By 1661 Sabbath keepers in London had further increased. In that year John James was minister to a considerable congregation, meeting in East London, off the Whitechapel Road. As part of the stern proceedings against dissenting sects after the restoration of the monarchy, he was arrested and condemned to death on "Tyburn Tree." His wife knelt at the feet of King Charles II as he came out of St. James's Palace one day, and pleaded for her husband's life; but the king scornfully rejected her plea, and said that the man should hang. Bogue says:
"For once the king remembered his promise, and Mr. James was sent to join the noble army of martyrs."—"History of Dissenters," Vol. I, p. 155.
Nothing daunted, the number of Sabbath keepers increased. In a letter by Edward Stennet (between 1668 and 1670), it is stated.
"Here in England are about nine or ten churches that keep the Sabbath, besides many scattered disciples, who have been eminently preserved in this tottering day, when many once eminent churches have been shattered in pieces."—Cox, "Sabbath Literature," Vol. I, p. 268.
Francis Bampfield was formerly an influential minister of the Church of England, and prebendary of Exeter Cathedral, but later pastor of a Sabbath-keeping congregation meeting in the Pinners Hall, off Broad Street, near the Bank of England. Calamy said of him:
"He was one of the most celebrated preachers in the west of England, and extremely admired by his hearers, till he fell into the Sabbatarian notion, of which he was a zealous asserter."—"Non-Conformist Memorial," Vol. II, p. 152.
He was arrested while in the pulpit preaching, and in 1683 died of hardships in Newgate prison, for the Sabbath of the Lord.
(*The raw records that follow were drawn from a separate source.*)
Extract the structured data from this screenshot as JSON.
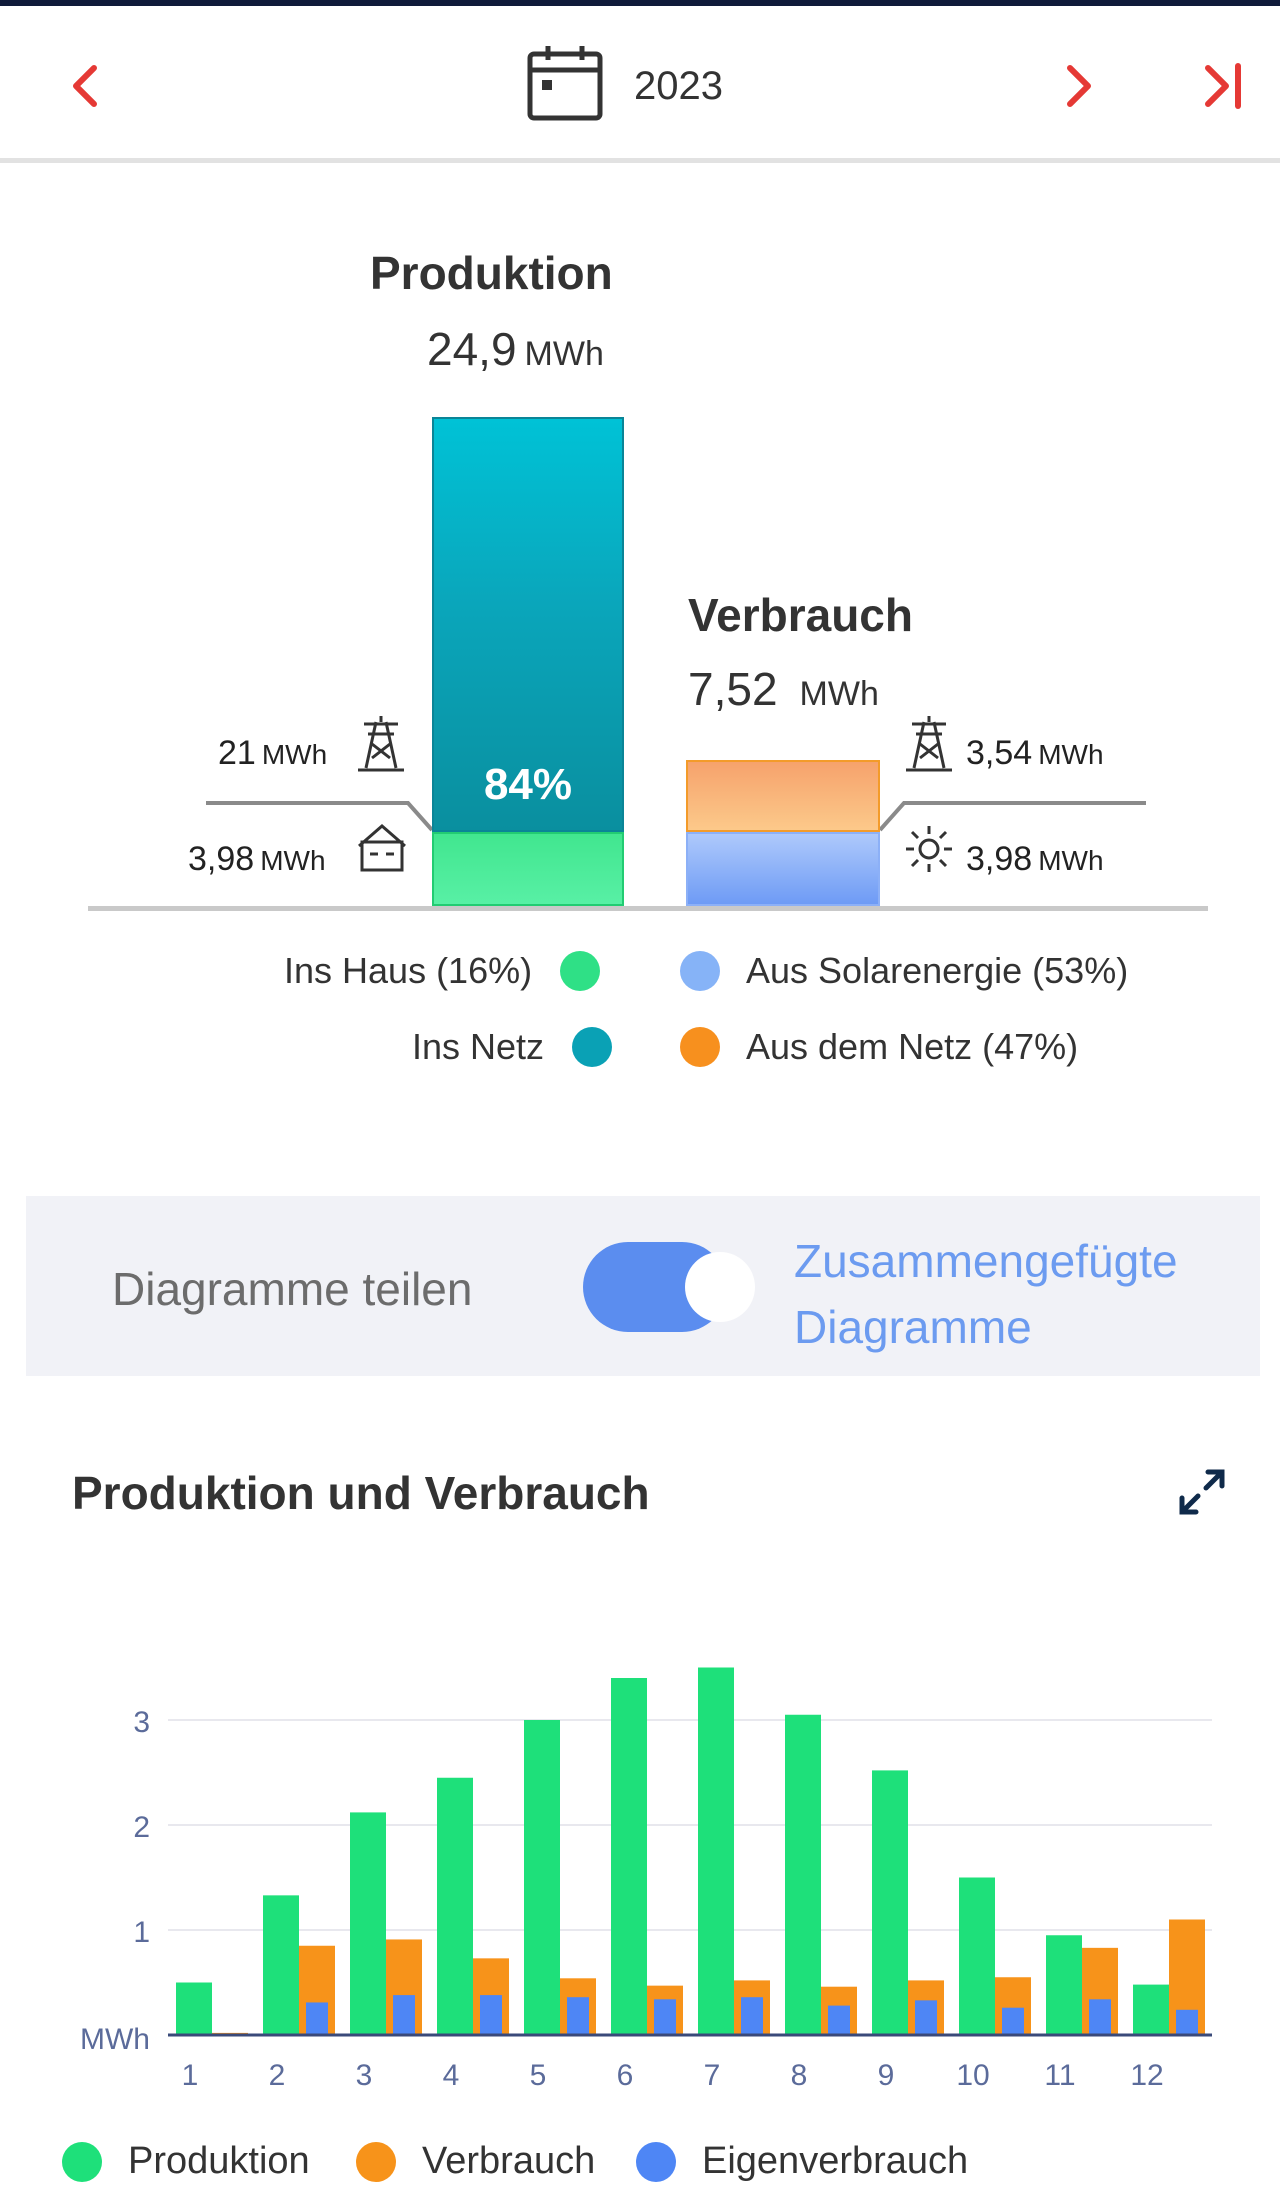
{
  "header": {
    "year": "2023",
    "icons": [
      "chevron-left-icon",
      "calendar-icon",
      "chevron-right-icon",
      "skip-to-end-icon"
    ]
  },
  "summary": {
    "production": {
      "title": "Produktion",
      "value": "24,9",
      "unit": "MWh",
      "percent_label": "84%"
    },
    "consumption": {
      "title": "Verbrauch",
      "value": "7,52",
      "unit": "MWh"
    },
    "to_grid": {
      "value": "21",
      "unit": "MWh"
    },
    "to_house": {
      "value": "3,98",
      "unit": "MWh"
    },
    "from_grid": {
      "value": "3,54",
      "unit": "MWh"
    },
    "from_solar": {
      "value": "3,98",
      "unit": "MWh"
    },
    "legend": {
      "ins_haus": "Ins Haus (16%)",
      "ins_netz": "Ins Netz",
      "aus_solar": "Aus Solarenergie (53%)",
      "aus_netz": "Aus dem Netz (47%)"
    },
    "shares": {
      "house_fraction": 0.16,
      "grid_fraction": 0.84,
      "solar_fraction": 0.53,
      "grid_in_fraction": 0.47
    },
    "colors": {
      "ins_haus": "#2fe086",
      "ins_netz": "#0aa1b5",
      "aus_solar": "#86b3f7",
      "aus_netz": "#f7901e"
    }
  },
  "toggle": {
    "left_label": "Diagramme teilen",
    "right_label_line1": "Zusammengefügte",
    "right_label_line2": "Diagramme",
    "state": "on"
  },
  "chart": {
    "title": "Produktion und Verbrauch"
  },
  "chart_data": {
    "type": "bar",
    "categories": [
      "1",
      "2",
      "3",
      "4",
      "5",
      "6",
      "7",
      "8",
      "9",
      "10",
      "11",
      "12"
    ],
    "ylabel": "MWh",
    "ylim": [
      0,
      3.5
    ],
    "yticks": [
      "1",
      "2",
      "3"
    ],
    "grid": true,
    "legend_position": "bottom",
    "series": [
      {
        "name": "Produktion",
        "color": "#1ee07a",
        "values": [
          0.5,
          1.33,
          2.12,
          2.45,
          3.0,
          3.4,
          3.5,
          3.05,
          2.52,
          1.5,
          0.95,
          0.48
        ]
      },
      {
        "name": "Verbrauch",
        "color": "#f7931a",
        "values": [
          0.02,
          0.85,
          0.91,
          0.73,
          0.54,
          0.47,
          0.52,
          0.46,
          0.52,
          0.55,
          0.83,
          1.1
        ]
      },
      {
        "name": "Eigenverbrauch",
        "color": "#4e86f5",
        "values": [
          0.0,
          0.31,
          0.38,
          0.38,
          0.36,
          0.34,
          0.36,
          0.28,
          0.33,
          0.26,
          0.34,
          0.24
        ]
      }
    ]
  }
}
An old writer says that his body was followed to burial by "a very great company of factious and schismatical people;" in other words, dissenters from the state church.
Thomas Bampfield, his brother, Speaker of the House of Parliament at one time, under Cromwell, published a book in defense of the Sabbath of the Lord. In fact, many published the truth in this manner, and doctors of divinity and even bishops wrote replies.
"Sabbatarian Baptists," these English witnesses to God's Sabbath were first called in those times, and then "Seventh Day Baptists." In 1664 Stephen Mumford, from one of these London congregations, was sent over to New England. He settled in Rhode Island, where the Baptist pioneer of religious liberty, Roger Williams, had founded his colony. In 1671 the first Sabbatarian church in America was formed in Rhode Island. Evidently this movement created a stir; for the report went over to England that the Rhode Island colony did not keep the "Sabbath"—meaning Sunday. Roger Williams wrote to his friends in England denying the report, but calling attention to the fact that there was no Scripture for "abolishing the seventh day," and adding:
"You know yourselves do not keep the Sabbath, that is the seventh day."—"Letters of Roger Williams," Vol. VI, p. 346 (Narragansett Club Publications).